Simgeleştirme: Bu mekanizmada beden bölgeleri ve işlevleri, aile üyeleri, doğum, ölüm gibi çeşitli nesneler ve kavramlar rüya içeriğinde doğrudan değil, bazı simgelerle dolaylı olarak anlatım bulurlar. Örneğin, para dışkıyı, pencereler kadın cinsel organını simgeleyebilir.

Simgeleştirme, gerek insanlığın ve gerekse bireyin evrimi açısından, zihin gelişiminin ilk basamaklarına bir gerilemeyi içerir. Bir başka deyişle, simgeler, çocukluğun ilk dönemlerinde ya da ilkel topluluklar tarafından kullanılan anlatım biçimleridir.

Simgeleştirilen düşüncelere, genellikle kabul edilmesi güç nitelikte duygular ya da çatışmalar eşlik eder. Bu nedenle Freud, simgeleştirmenin amacının, rüyanın gerçek içeriğinin rüyayı gören kişiden gizli tutarak, onun tedirgin olmasını engellemek olduğuna inanmıştı. Simgeler kabul edilmeyecek nitelikteki duyguları maskelerken, bu duyguların kısmen olsun boşaltılmasına ve doyum sağlanmasına da imkan sağlar.

Yön Değiştirme: Bu mekanizmayla, ruhsal enerji, rüyanın gizil içeriğinden görünür içeriğine, yani simgelere aktarılır.

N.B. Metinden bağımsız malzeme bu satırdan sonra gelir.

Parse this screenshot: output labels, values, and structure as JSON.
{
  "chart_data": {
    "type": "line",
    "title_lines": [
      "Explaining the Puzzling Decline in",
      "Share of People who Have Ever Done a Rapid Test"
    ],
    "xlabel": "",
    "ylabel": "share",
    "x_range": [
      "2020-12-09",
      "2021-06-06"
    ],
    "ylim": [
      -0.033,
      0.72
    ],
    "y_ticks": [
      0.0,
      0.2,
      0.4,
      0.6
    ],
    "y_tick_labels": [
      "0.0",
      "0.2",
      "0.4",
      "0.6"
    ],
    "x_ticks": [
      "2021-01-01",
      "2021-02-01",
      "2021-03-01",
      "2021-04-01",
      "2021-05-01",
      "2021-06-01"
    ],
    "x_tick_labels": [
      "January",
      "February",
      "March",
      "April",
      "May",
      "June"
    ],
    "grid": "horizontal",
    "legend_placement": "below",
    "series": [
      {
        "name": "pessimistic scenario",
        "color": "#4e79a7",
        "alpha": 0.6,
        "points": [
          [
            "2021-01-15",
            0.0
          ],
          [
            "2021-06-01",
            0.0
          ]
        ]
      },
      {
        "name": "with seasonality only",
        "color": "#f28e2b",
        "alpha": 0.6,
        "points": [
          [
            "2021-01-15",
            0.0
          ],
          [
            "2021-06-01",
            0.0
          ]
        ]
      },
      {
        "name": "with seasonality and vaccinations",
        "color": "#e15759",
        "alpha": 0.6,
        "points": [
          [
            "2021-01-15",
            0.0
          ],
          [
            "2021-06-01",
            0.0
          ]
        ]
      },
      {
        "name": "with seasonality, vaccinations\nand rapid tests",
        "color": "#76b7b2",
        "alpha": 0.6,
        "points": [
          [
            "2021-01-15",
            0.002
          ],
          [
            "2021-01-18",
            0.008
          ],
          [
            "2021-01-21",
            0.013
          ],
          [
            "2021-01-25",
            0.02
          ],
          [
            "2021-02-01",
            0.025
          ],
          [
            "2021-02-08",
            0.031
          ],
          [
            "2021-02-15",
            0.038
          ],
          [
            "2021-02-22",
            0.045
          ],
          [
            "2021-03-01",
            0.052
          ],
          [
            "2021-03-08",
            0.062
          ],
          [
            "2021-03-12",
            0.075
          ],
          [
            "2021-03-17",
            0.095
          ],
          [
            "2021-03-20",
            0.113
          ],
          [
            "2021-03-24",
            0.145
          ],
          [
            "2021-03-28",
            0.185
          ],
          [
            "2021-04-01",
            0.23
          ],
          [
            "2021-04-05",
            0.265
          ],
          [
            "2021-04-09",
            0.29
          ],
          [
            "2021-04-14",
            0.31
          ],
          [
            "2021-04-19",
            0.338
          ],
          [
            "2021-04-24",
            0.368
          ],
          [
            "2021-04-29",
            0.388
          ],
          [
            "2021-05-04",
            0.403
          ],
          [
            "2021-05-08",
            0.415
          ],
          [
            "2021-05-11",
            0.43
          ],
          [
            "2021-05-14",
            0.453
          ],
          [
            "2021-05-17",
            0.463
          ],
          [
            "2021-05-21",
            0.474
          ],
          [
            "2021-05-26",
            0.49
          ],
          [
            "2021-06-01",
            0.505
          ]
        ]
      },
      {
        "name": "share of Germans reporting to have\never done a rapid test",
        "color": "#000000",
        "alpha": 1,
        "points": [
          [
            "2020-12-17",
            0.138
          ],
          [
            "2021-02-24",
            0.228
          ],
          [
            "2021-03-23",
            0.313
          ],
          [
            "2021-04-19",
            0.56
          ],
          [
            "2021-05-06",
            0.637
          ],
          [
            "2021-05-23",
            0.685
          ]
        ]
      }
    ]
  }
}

Simgeler oldukça zararsız görünümlü olduklarında, rüyadaki sansür mekanizmasından etkilenmezler. Böylece, gizil içeriğe ait ruhsal enerji de sansür sınırını geçmekte güçlük çekmez. Ne var ki, enerjinin bir nesneden diğerine aktarılmasına karşın, bilinçdışındaki dürtünün amacı değişmez. Örneğin, rüya gören kişi, annesinin yerine tanımadığı bir kadının imgesini görebilir. Dolayısıyla, anneye ilişkin ruhsal enerji bu yabancı kadın simgesine aktarılır. Ancak, rüyayı sürdüren güç yine de anneden kaynaklanır.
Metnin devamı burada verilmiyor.